Федору Филипповичу Свирскому от Сони

  
   Да, милый дядюшка, она будет жить. Говорят, она выпила опию больше, чем нужно, и это ее спасло. Но это все случайности. Как случайность то, что я слышала стук двери в прихожей и что предчувствие беды толкнуло меня к Мане. Но я все-таки опоздала... У судьбы есть, видно, книги, в которую вписано все, что должно свершиться. Так говорит Штейнбах.
   Но смерть была рядом. Мы слышали ее шаги. И это, должно быть, никогда не проходит бесследно для людей.
   Она будет жить. Я это твержу себе день и ночь. И все чего-то боюсь. И все не могу успокоиться.
   Маня и жизнь. Маня и радость. Да, это понятно. Но как же могла она добровольно отвергнуть эту жизнь, которую так любила? Я спрашиваю всех. Одни говорят: аффект. Другие считают этот поступок началом психоза, проявлением роковой наследственности. Штейнбах сказал: л_ю_б_о_в_ь...
   Он сказал это так странно...
   Нет. Я никогда, должно быть, не умела любить. Мне непонятно, как может весь мир сосредоточиться в о_д_н_о_м лице, в одних глазах? Как можно проглядеть целую жизнь со всеми ее возможностями за презрительной улыбкой, за страданиями ревности? Я сама знаю, что ни один человек не может заменить другого.

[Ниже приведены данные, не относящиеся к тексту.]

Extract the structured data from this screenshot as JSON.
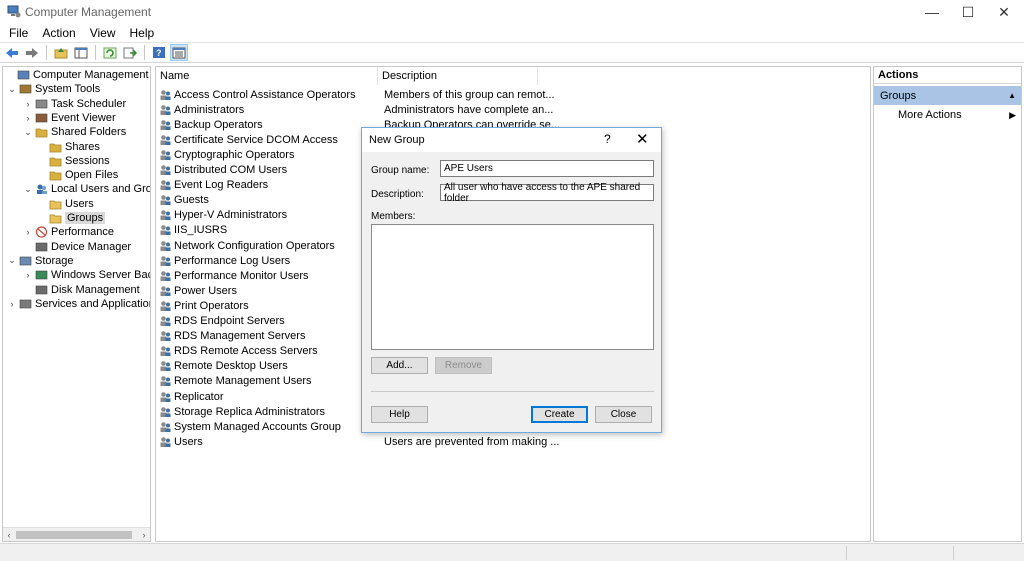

И что дорого вот именно э_т_о лицо, э_т_о_т голос, э_т_а душа. Но чтобы из-за несчастной любви забыть мечты? Изменить цели? Отвернуться от людей? Для меня любить - вдохновение. Я думаю так: буду учиться. Потом буду работать. Отдам людям душу и жизнь. И среди работы, когда устану, буду мечтать о встрече. Потом, когда она наступит, взгляну в глаза, которые люблю, и засмеюсь от счастья. Это будет моя награда. Мой отдых.
   И что мне до того, что эти глаза глядят со страстью на другую? Что тот, кого я люблю, не видит во мне женщину? Разве это счастье не священно для меня? Разве л_ю_б_и_т_ь - это не есть само по себе счастье?
   Я знаю, что вы скажете: "У тебя нет темперамента... У Мани он был. У Нелидова тоже. И если это он толкает нас на гибель или низость - то благословляю свою судьбу.
  
   P. S. Петр Сергеевич говорит, что яд она достала в его собственном шкафу, который он забыл запереть. Достала за неделю до приезда Нелидова. Этот поступок бил обдуман ею и решен бесповоротно. И это страшнее и загадочнее всего.
   Дядюшка, когда же мы научимся любить иначе? Когда любовь перестанет бить для нас проклятьем?
  

Федору Филипповичу Свирскому от Сони

  

Hоябрь

   Простите, дядюшка. Я долго не писала вам. Я даже курсы забросила. Скажите Лике, чтобы не сердилась. Я не берусь сейчас исполнить ее поручения. Я все еще чувствую прикосновение ледяных пальцев к моей душе. И в ней умирает что-то. Может бить, ценное. А может, и отжившее. Сейчас не могу судить. Вне этих вопросов - любви и смерти - все кажется мне ничтожным.
   Милый дядюшка, сказать вам, о чем я думаю?
   Это било ночью, когда смерть стояла рядом... И мне почему-то кажется, что Маня тоже почувствовала ее около. И, объятая тоской и ужасом, она позвала того, кто любил ее так беззаветно. Как будто любовь его могла вырвать ее из вечного Мрака, куда она уже погружалась.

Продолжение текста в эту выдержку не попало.